Toronto, June 6 (Inditop) Though they still carry the emotional trauma of the Indian Army’s Operation Bluestar at the Golden Temple in Amrtisar, the Sikh community in Canada says it has moved on since the tragic events of 1984.
Canada was the worst affected by the militancy in Punjab, with radicals targeting moderate Sikhs, including former British Columbia premier Ujjal Dosanjh.
The anti-India campaign resulted in the bombing of the Air India Kanishka flight from Toronto to Delhi in June 1985, killing all 329 people on board.
“Though the wound has not healed, we have moved on. The government should have found other ways to deal with the situation at the Golden Temple,” said Vancouver-based Jarnail Singh Bhandal, who once headed Canada’s oldest gurdwara called Ross Street Sikh Temple.
“The lesson for the Indian government is: respect and protect all religious minorities. The lesson for the Sikhs is: violence never achieves anything.

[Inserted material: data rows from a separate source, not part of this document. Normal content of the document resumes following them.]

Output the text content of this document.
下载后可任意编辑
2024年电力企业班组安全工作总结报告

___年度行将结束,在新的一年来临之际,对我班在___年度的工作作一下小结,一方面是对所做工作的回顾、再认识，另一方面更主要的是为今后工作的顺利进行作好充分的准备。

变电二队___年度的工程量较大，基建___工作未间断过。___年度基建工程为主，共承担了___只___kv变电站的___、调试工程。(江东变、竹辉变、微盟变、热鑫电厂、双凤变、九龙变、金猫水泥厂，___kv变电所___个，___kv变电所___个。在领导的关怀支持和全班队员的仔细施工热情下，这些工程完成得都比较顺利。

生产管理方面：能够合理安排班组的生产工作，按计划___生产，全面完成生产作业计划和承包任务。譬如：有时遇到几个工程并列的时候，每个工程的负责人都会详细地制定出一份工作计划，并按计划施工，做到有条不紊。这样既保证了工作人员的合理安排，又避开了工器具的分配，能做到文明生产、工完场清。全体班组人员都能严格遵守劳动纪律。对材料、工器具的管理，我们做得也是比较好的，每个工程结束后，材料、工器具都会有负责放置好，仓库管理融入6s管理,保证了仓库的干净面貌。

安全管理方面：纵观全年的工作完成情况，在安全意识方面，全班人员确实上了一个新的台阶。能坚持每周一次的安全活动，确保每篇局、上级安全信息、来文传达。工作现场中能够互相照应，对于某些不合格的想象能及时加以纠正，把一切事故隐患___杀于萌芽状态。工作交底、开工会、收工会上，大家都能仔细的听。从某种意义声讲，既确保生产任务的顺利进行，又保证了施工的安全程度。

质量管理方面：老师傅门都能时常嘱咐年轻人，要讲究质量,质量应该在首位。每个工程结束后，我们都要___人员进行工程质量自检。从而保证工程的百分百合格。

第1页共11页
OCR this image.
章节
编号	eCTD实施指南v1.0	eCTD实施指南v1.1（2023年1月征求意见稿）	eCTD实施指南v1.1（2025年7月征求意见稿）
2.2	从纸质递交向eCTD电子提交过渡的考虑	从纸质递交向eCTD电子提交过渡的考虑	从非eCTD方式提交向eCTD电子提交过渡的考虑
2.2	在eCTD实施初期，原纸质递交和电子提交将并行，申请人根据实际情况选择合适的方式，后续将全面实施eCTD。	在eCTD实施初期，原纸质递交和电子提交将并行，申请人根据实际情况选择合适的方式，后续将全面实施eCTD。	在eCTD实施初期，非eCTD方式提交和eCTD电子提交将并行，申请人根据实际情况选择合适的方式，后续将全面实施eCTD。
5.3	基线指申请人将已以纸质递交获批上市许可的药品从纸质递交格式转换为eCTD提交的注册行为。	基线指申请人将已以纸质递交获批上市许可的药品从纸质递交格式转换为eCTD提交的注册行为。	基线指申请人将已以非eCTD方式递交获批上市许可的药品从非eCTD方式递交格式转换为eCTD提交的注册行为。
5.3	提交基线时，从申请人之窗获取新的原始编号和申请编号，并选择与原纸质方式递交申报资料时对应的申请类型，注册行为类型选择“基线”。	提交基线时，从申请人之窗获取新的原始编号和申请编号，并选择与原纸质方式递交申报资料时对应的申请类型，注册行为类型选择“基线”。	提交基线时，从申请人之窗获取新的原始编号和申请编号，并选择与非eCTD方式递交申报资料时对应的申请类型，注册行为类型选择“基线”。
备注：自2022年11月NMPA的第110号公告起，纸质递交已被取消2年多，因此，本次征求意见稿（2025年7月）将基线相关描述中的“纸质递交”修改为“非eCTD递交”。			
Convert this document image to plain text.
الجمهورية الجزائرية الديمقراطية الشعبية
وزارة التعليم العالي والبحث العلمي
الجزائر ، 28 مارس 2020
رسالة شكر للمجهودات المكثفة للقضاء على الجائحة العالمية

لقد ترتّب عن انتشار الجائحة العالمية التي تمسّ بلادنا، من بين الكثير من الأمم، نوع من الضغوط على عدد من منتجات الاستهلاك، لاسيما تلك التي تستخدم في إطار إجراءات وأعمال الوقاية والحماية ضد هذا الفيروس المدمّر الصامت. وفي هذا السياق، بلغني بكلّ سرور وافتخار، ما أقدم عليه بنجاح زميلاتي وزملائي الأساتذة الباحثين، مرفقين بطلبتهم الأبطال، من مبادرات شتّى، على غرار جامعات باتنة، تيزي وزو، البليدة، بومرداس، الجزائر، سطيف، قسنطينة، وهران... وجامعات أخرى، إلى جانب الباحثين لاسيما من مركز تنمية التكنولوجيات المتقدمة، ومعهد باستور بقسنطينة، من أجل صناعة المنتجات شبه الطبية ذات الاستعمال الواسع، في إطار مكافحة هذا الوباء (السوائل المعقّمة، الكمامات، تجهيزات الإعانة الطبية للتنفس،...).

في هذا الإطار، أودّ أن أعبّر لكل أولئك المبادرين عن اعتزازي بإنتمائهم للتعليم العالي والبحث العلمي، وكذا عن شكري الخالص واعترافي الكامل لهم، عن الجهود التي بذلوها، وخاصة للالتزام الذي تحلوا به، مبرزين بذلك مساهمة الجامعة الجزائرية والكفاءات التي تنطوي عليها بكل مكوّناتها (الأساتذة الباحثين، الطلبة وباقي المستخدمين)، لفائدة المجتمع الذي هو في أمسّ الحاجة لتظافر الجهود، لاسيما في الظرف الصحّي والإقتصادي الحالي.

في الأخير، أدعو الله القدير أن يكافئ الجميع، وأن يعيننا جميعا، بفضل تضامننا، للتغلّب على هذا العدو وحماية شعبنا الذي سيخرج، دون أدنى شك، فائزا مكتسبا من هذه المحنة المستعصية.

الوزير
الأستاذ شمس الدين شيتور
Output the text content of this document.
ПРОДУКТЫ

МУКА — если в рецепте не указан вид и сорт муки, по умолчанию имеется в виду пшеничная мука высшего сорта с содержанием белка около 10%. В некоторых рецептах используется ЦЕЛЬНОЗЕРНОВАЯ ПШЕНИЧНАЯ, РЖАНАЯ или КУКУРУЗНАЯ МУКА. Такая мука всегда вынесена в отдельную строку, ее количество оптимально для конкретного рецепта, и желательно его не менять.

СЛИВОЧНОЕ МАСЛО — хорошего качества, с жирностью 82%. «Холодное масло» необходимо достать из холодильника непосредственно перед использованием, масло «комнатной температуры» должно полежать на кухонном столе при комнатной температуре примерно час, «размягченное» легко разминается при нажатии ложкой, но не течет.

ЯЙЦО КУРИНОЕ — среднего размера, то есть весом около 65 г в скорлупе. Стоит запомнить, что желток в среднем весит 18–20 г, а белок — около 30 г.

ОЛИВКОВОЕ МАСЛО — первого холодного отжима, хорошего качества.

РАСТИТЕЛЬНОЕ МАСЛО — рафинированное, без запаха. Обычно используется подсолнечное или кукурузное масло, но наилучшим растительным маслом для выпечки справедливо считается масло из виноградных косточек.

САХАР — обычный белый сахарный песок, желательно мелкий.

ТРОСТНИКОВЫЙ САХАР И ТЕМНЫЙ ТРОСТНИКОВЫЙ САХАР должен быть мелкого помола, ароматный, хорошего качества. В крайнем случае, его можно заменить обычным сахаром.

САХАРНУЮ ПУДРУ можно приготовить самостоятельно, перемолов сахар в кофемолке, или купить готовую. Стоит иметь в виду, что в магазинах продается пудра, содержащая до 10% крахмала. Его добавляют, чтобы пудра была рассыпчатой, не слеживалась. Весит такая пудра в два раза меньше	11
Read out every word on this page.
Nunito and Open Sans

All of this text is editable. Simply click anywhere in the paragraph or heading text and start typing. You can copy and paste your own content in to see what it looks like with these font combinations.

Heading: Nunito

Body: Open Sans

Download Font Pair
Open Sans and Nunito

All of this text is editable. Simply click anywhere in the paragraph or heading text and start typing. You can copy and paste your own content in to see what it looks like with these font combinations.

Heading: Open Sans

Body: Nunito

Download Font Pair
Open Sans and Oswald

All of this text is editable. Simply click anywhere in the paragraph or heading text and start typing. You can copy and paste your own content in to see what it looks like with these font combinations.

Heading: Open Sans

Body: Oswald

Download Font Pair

“The history of Sikhs after Maharaja Ranjit Singh shows that whenever they protested peacefully, they always succeeded – be it the Panja Sahib protests or the Jaiton Morcha. Violence should have no place in any kind of protests,” Bhandal added.
Richmond-based school psychiatrist and Punjabi language activist Balwant Sanghera told IANS: “It is time to move on. There should have been some sort of closure on this tragedy by now. Commissions of inquiry have come and gone, but the guilty of the 1984 riots have not been punished.”
“The closure lies in punishing the guilty and rehabilitating the widows of the riot victims,” he added.
Birinder Singh Ahluwalia, owner of the Diagnostic Imaging Centre in Toronto, said: “It was a tragedy for the Sikhs, but we cannot remain trapped in the past. There should be open, honest dialogue and a fair process to understand why this thing happened so that we can move forward.”
“Principles of secularism defined by Nehru and Gandhi are the core of India. The more we adhere to these principles, the more India will progress. India is the greatest civilization on the face of this earth and the principles of Nehru and Gandhi are the way to build a great country of our dreams,” said Ahluwalia, who got married in Amritsar the day Operation Bluestar took place.
Mississauga-based Nachhattar Singh Chohan said: “We have moved on, but the events of 1984 will remain a dark page in our history. Thousands of innocent people were killed, but nobody was punished.”
“Bhagat Singh was my relative. We made more sacrifices for the country than others. We lost our homes, family members in Pakistan and moved to India. Dialogue rather than violence leads to solutions. The Indian government should safeguard all religious minorities.”
There are reportedly over 600,000 Sikhs in Canada, with most of them concentrated in the Vancouver and Toronto areas.